If you are like many people, you live as though there is really nothing significant happening in your life:
  • My family is ordinary. We are just trying to get by. Nothing about us really stands out.
  • My church is vanilla. It is not a great church. We have so many weaknesses. There is nothing about us that would impress anyone.
  • My job is just a job. It is not an important job or something that might interest you or someone else.
  • My ministry is not that impressive. Perhaps there are no glowing statistics to pass on. Maybe all you can see are the obstacles in your ministry.
When God is with you, what looks discouraging, may in fact, be the place where God is working in a mighty way. What may look ordinary can be the very avenue where God is working in extraordinary ways.
Thank God for this article! I stumbled on it right after I got the bad news, so I was pondering even in the midst of my ranting. That He answered my prayer even before I prayed it. (I like this God.)
Isaiah 65:24
"Before they call I will answer; while they are still speaking I will hear."

And... Kim Leong, Kim Chun's brother, shared this verse with me over supper that he had read:
Deuteronomy 4:7
What other nation is so great as to have their gods near them the way the LORD our God is near us whenever we pray to him?
He said, "I was typing out the verse on my handphone, when suddenly my thumb covered the first half of the verse... and I read these words: 'the LORD our God is near us whenever we pray to him'. Wow!"

Wow. A webpage, a young believer's testimony and Bible verse... a subd CG, a prophecy, a neighbour He sent along to encourage me (yes, Andrew my neighbour)... God's really super-gracious and kind to an undeserving sinner like me. There's so many more, but yes, God has prepared me well for the bad news with, well, a holy dose of the Good News. =)

=) But yup. I guess I have some things harder than a lot of other bros. However, just now, I kissed my dad goodnight. And as I went out of the room, I realised how fortunate I am to be born into a family - and a Christian one at that. So many people don't have caring fathers - or even fathers in the first place. Yet I am privileged by God's grace. I read a horror story about young children being abused by so-called missionaries. (thank God one of them grew up with a passion to help abused children.) But yes, I haven't been abused by any Christians and got put into a good church. So when I see the magnitude of all the good things that I have been given by our heavenly Father... there are simply too many blessings to count.

And I even get to see Him working in my life and even hearing from Him so clearly a lot of times... even get to witness signs and wonders... hmm... then actually, what's there to complain about, actually? Sure, I have this disappointment, and it's a pretty sore one.

God knows that the disappointment is in due part to my earnest hope that He would be glorified through what I had hoped would turn out. But since it doesn't look like it's going to work out... I felt disappointed, wondering how is God now going to be glorified through this then? When things seem to be going smoothly for all the other bros around you, you start wondering what's wrong with you.

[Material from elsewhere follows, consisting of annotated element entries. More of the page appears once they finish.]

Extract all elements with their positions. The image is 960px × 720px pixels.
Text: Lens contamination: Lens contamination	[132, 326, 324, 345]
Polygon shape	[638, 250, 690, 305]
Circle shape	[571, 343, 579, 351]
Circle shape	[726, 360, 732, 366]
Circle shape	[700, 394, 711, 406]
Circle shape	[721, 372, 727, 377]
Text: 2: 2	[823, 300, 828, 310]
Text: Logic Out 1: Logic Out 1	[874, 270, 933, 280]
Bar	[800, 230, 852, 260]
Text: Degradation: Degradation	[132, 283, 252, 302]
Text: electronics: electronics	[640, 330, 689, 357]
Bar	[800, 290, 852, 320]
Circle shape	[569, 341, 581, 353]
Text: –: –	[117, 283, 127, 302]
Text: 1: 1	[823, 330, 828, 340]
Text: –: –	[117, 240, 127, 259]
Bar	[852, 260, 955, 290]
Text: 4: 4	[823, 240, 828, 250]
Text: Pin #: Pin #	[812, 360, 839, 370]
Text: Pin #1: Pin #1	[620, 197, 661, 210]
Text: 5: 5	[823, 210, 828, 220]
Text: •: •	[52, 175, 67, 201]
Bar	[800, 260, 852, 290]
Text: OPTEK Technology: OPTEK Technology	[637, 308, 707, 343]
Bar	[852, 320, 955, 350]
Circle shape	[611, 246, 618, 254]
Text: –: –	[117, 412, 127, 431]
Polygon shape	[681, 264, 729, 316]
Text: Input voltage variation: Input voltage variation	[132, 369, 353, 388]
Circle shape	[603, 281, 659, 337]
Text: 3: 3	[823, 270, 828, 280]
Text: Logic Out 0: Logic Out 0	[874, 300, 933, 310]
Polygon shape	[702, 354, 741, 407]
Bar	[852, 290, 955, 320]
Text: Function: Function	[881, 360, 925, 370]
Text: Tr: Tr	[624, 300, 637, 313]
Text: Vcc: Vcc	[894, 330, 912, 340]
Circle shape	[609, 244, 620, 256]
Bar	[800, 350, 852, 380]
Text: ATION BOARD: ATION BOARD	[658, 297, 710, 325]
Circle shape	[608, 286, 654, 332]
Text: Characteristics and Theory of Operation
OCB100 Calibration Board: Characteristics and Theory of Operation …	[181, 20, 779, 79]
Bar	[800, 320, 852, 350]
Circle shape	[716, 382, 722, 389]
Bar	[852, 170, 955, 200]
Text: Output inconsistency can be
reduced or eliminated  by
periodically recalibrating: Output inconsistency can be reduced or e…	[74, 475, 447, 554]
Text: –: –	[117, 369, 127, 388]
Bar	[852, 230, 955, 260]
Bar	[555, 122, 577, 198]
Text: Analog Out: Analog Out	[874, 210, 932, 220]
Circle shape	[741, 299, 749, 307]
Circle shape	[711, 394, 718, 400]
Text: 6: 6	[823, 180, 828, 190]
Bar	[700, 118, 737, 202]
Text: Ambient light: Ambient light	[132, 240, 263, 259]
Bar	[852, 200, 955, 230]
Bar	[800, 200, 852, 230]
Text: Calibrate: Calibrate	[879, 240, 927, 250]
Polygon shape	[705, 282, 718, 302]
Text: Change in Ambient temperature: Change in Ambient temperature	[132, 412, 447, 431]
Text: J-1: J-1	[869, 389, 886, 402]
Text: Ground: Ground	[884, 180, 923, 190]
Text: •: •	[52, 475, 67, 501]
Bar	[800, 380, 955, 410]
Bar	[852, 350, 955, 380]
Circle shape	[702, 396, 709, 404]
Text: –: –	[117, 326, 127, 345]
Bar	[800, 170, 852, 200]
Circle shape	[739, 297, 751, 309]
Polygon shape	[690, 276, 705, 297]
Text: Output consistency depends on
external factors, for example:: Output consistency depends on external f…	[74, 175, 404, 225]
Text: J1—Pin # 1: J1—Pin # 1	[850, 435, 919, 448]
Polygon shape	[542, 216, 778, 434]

But putting everything into perspective, what does it matter? Even if it matters, the important thing is that in every way, whether good or bad, Christ be preached. And because of this I rejoice.

Yes, and I will continue to rejoice, for I know that through my brothers' prayers and the help given by the Spirit of Jesus Christ, what has happened to me will turn out for my deliverance. I eagerly expect and hope that I will in no way be ashamed, but will have sufficient courage so that now as always Christ will be exalted in my body, whether by life or by death. For to me, to live is Christ and to die is gain.

Yes, to live is Christ - I must remind myself! - and to die is gain.